Art Coleman is Managing Partner and Co-Founder of Education Counsel LLC. He provides policy, strategic, and legal counseling services to national non-profit organizations, school districts, state agencies, and postsecondary institutions throughout the country, where he addresses issues associated with: student access, diversity, inclusion, expression, and success; faculty diversity, inclusion and expression; and institutional accountability and accreditation.
Mr. Coleman previously served as Deputy Assistant Secretary of the U.S. Department of Education’s Office for Civil Rights, where, in the 1990s, he led the Department’s development of the Department’s Title VI policy on race-conscious financial aid, as well as OCR’s first comprehensive Title IX sexual harassment policy guidance.

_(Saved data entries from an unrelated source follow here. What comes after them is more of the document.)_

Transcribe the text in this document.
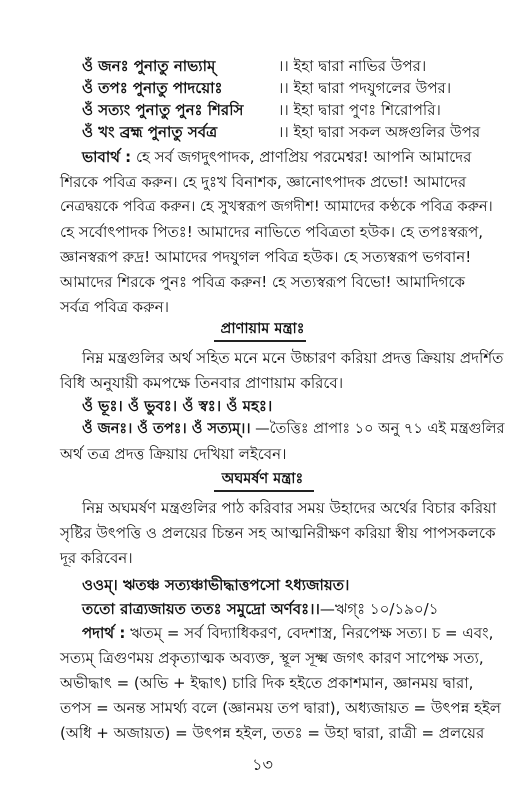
ওঁ জনঃ পুনাতু নাভ্যাম্	।। ইহা দ্বারা নাভির উপর।
ওঁ তপঃ পুনাতু পাদয়োঃ	।। ইহা দ্বারা পদযুগলের উপর।
ওঁ সত্যং পুনাতু পুনঃ শিরসি ।। ইহা দ্বারা পুণঃ শিরোপরি।
ওঁ খং ব্রহ্ম পুনাতু সর্বত্র	।। ইহা দ্বারা সকল অঙ্গগুলির উপর
ভাবার্থ : হে সর্ব জগদুৎপাদক, প্রাণপ্রিয় পরমেশ্বর! আপনি আমাদের
শিরকে পবিত্র করুন। হে দুঃখ বিনাশক, জ্ঞানোৎপাদক প্রভো! আমাদের
নেত্রদ্বয়কে পবিত্র করুন। হে সুখস্বরূপ জগদীশ! আমাদের কণ্ঠকে পবিত্র করুন।
হে সর্বোৎপাদক পিতঃ! আমাদের নাভিতে পবিত্রতা হউক। হে তপঃস্বরূপ,
জ্ঞানস্বরূপ রুদ্র! আমাদের পদযুগল পবিত্র হউক। হে সত্যস্বরূপ ভগবান!
আমাদের শিরকে পুনঃ পবিত্র করুন! হে সত্যস্বরূপ বিভো! আমাদিগকে
সর্বত্র পবিত্র করুন।
প্রাণায়াম মন্ত্রাঃ
নিম্ন মন্ত্রগুলির অর্থ সহিত মনে মনে উচ্চারণ করিয়া প্রদত্ত ক্রিয়ায় প্রদর্শিত
বিধি অনুযায়ী কমপক্ষে তিনবার প্রাণায়াম করিবে।
ওঁ ভূঃ। ওঁ ভুবঃ। ওঁ স্বঃ। ওঁ মহঃ।
ওঁ জনঃ। ওঁ তপঃ। ওঁ সত্যম্।। —তৈত্তিঃ প্রাপাঃ ১০ অনু ৭১ এই মন্ত্রগুলির
অর্থ তত্র প্রদত্ত ক্রিয়ায় দেখিয়া লইবেন।
অঘমর্ষণ মন্ত্রাঃ
নিম্ন অঘমর্ষণ মন্ত্রগুলির পাঠ করিবার সময় উহাদের অর্থের বিচার করিয়া
সৃষ্টির উৎপত্তি ও প্রলয়ের চিন্তন সহ আত্মনিরীক্ষণ করিয়া স্বীয় পাপসকলকে
দূর করিবেন।
ওওম্। ঋতঞ্চ সত্যঞ্চাভীদ্ধাত্তপসো ঽধ্যজায়ত।
ততো রাত্র্যজায়ত ততঃ সমুদ্রো অর্ণবঃ।।—ঋগ্ঃ ১০/১৯০/১
পদার্থ : ঋতম্ = সর্ব বিদ্যাধিকরণ, বেদশাস্ত্র, নিরপেক্ষ সত্য। চ = এবং,
সত্যম্ ত্রিগুণময় প্রকৃত্যাত্মক অব্যক্ত, স্থূল সূক্ষ্ম জগৎ কারণ সাপেক্ষ সত্য,
অভীদ্ধাৎ = (অভি + ইদ্ধাৎ) চারি দিক হইতে প্রকাশমান, জ্ঞানময় দ্বারা,
তপস = অনন্ত সামর্থ্য বলে (জ্ঞানময় তপ দ্বারা), অধ্যজায়ত = উৎপন্ন হইল
(অধি + অজায়ত) = উৎপন্ন হইল, ততঃ = উহা দ্বারা, রাত্রী = প্রলয়ের
১৩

Mr. Coleman was instrumental in the establishment of the College Board's Access and Diversity Collaborative (ADC) in 2004, which he has helped lead since its inception. With a focus on issues of diversity and inclusion, he has authored amicus briefs in Grutter v. Bollinger (2003), Gratz v. Bollinger (2003), and in Fisher v. University of Texas at Austin (I and II, 2013 and 2016). His advocacy work also includes the development of a federal amicus strategy and numerous briefs on behalf of transgender students in federal court litigation throughout the United States.

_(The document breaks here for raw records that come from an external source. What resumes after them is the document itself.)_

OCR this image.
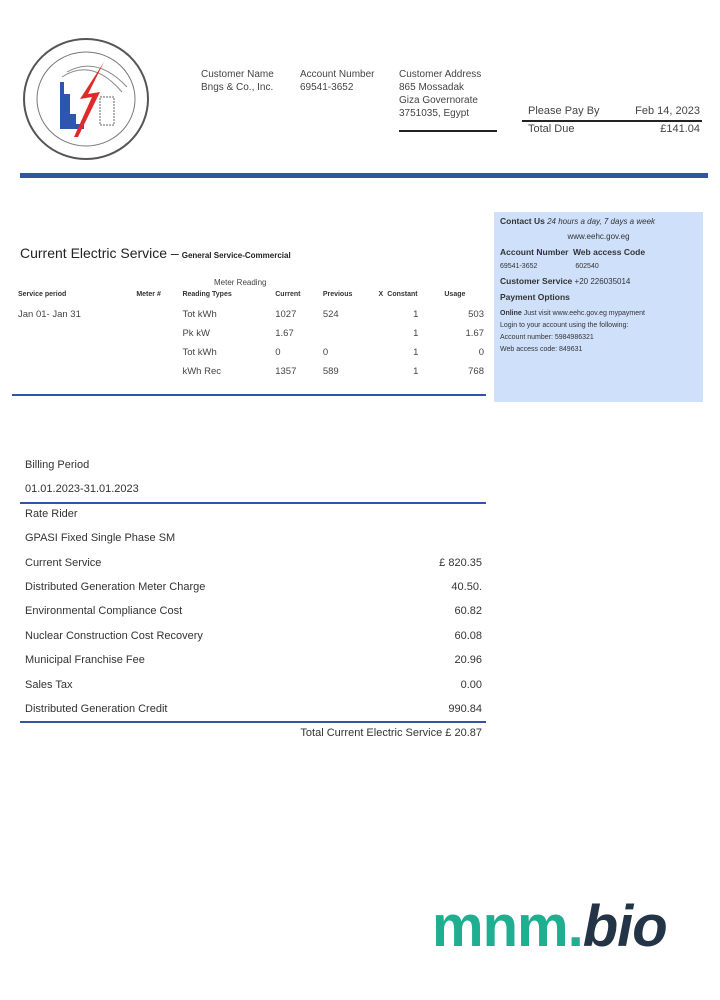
Customer Name
Bngs & Co., Inc.
Account Number
69541-3652
Customer Address
865 Mossadak
Giza Governorate
3751035, Egypt	Please Pay By	Feb 14, 2023
Total Due	£141.04
Current Electric Service – General Service-Commercial
Meter Reading
Service period	Meter #	Reading Types	Current	Previous	X	Constant	Usage
Jan 01- Jan 31		Tot kWh	1027	524		1	503
		Pk kW	1.67			1	1.67
		Tot kWh	0	0		1	0
		kWh Rec	1357	589		1	768
Contact Us 24 hours a day, 7 days a week
www.eehc.gov.eg
Account Number Web access Code
69541-3652	602540
Customer Service +20 226035014
Payment Options
Online Just visit www.eehc.gov.eg mypayment
Login to your account using the following:
Account number: 5984986321
Web access code: 849631
Billing Period
01.01.2023-31.01.2023
Rate Rider
GPASI Fixed Single Phase SM
Current Service	£ 820.35
Distributed Generation Meter Charge	40.50.
Environmental Compliance Cost	60.82
Nuclear Construction Cost Recovery	60.08
Municipal Franchise Fee	20.96
Sales Tax	0.00
Distributed Generation Credit	990.84
Total Current Electric Service £ 20.87
mnm.bio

A former litigator, Mr. Coleman is a 1984 honors graduate of Duke University School of Law and a 1981 Phi Beta Kappa graduate of the University of Virginia. He has testified before the U.S. Senate and the U.S. Commission on Civil Rights. He is a member of the Board of Directors of GLSEN (the Gay, Lesbian, Straight Education Network); the Lab School of Washington, which serves students with learning differences; the National Council for State Authorization Reciprocity Agreements (NC-SARA); and a past chairman of the Board of Directors of the Institute for Higher Education Policy.
Mr. Coleman is currently an adjunct professor at the University of Southern California’s Rossier School of Education, where he teaches a course on enrollment management law and policy.